The two missiles were launched eastward from the country’s northwest, with one flying 260 miles and the other about 170 miles, the military said in a statement. It said officials from the South and the US were jointly analysing flight data to determine what type of missiles they were.
“Our military has stepped up our surveillance and monitoring in preparation for possible additional launches by North Korea,” the statement said. “We remain fully prepared in close coordination with the United States.” The statement did not say where the missiles had landed, but the reported distances would put them in the sea between North Korea and Japan.
The launch came five days after North Korea fired several short-range projectiles off its east coast. They flew 43 to 125 miles before landing in the sea, the South Korean military said then in a statement.
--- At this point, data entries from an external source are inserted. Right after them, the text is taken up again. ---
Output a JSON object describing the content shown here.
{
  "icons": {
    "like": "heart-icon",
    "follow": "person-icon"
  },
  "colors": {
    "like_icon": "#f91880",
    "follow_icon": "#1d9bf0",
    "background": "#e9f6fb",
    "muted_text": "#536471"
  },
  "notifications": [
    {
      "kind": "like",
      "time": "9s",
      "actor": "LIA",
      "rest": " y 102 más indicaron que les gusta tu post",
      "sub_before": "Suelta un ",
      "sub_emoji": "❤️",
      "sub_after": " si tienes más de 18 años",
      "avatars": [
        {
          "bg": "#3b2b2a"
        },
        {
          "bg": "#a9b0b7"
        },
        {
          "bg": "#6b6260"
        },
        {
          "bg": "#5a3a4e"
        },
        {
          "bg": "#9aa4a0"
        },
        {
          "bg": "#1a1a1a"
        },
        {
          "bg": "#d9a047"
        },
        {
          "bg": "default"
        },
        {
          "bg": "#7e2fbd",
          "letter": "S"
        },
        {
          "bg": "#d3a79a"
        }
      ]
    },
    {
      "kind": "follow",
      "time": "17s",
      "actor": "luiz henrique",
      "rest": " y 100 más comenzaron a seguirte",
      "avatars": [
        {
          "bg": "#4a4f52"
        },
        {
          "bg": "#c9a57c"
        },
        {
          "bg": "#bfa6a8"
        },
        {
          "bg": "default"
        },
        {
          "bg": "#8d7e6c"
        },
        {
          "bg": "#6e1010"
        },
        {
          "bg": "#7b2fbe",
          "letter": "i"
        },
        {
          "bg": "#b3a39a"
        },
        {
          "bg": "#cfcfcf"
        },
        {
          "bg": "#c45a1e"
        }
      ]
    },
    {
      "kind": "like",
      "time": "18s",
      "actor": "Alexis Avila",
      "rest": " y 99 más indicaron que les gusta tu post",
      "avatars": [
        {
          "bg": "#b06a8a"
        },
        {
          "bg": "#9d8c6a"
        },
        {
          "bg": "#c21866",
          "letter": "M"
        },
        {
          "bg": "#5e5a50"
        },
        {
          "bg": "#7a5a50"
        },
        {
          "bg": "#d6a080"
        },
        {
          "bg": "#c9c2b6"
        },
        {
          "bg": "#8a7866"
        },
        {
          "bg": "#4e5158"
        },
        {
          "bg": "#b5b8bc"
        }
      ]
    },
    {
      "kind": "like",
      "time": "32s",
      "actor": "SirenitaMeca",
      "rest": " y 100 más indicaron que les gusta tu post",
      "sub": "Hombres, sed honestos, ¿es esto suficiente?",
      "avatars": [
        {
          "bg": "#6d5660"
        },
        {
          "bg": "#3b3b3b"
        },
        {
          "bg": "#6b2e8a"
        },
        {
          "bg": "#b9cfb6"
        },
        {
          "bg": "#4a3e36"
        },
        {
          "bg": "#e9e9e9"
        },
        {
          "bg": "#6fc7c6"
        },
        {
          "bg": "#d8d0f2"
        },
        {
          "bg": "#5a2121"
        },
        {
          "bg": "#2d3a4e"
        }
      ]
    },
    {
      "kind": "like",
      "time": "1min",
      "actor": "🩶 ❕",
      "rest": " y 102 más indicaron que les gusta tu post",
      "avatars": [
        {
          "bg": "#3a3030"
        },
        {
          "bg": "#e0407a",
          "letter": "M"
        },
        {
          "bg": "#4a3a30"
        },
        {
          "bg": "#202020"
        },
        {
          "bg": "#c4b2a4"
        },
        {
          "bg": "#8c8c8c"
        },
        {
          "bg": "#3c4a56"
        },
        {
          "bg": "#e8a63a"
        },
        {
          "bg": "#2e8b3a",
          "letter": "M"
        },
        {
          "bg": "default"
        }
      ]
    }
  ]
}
Japan said on Thursday that the two missiles had not landed in its territorial waters. “At the moment, we don’t see any situation that would immediately impact on Japan’s security,” its defence ministry said in a statement.
The South Korean military first said the missiles were fired from Sino-ri, home to a North Korean ballistic missile base. But it later amended that, saying they had been launched from Kusong, a town north of Sino-ri.
North Korea has frequently launched missiles from Kusong, including its first solid-fuel mid-range ballistic missile, known as Pukguksong-2, which it launched from there in February 2017. The Pukguksong-2 test marked a major leap forward for the North because the missile used solid fuel, which makes it easier to hide, transport and launch and harder for the US to target in a pre-emptive strike.
Ko Min-jung, a spokeswoman for President Moon Jae-in of South Korea, called the Thursday launches “a very disturbing development”, adding, “This does not help at all efforts to improve South-North Korean relations and ease military tensions on the Korean Peninsula.”
Like the test on Saturday, the missile launches on Thursday did not violate a moratorium on nuclear and long-range missile tests that the North’s leader, Kim Jong-un, declared in April of last year. But launching any kind of ballistic missile, including short-range missiles, violates UN Security Council resolutions that bar North Korea from testing such technology, analysts said. The tests on Saturday may also have involved at least one ballistic missile.
US seizes ship
The US has seized a North Korean shipping vessel in response to violating American-led sanctions, the US justice department announced on Thursday.
Prosecutors said the carrier ship, the Wise Honest, was being used to export North Korean coal, a critical sector of the North’s economy that the US and the UN have aggressively imposed sanctions on in an effort to force Pyongyang to end its nuclear weapons programme.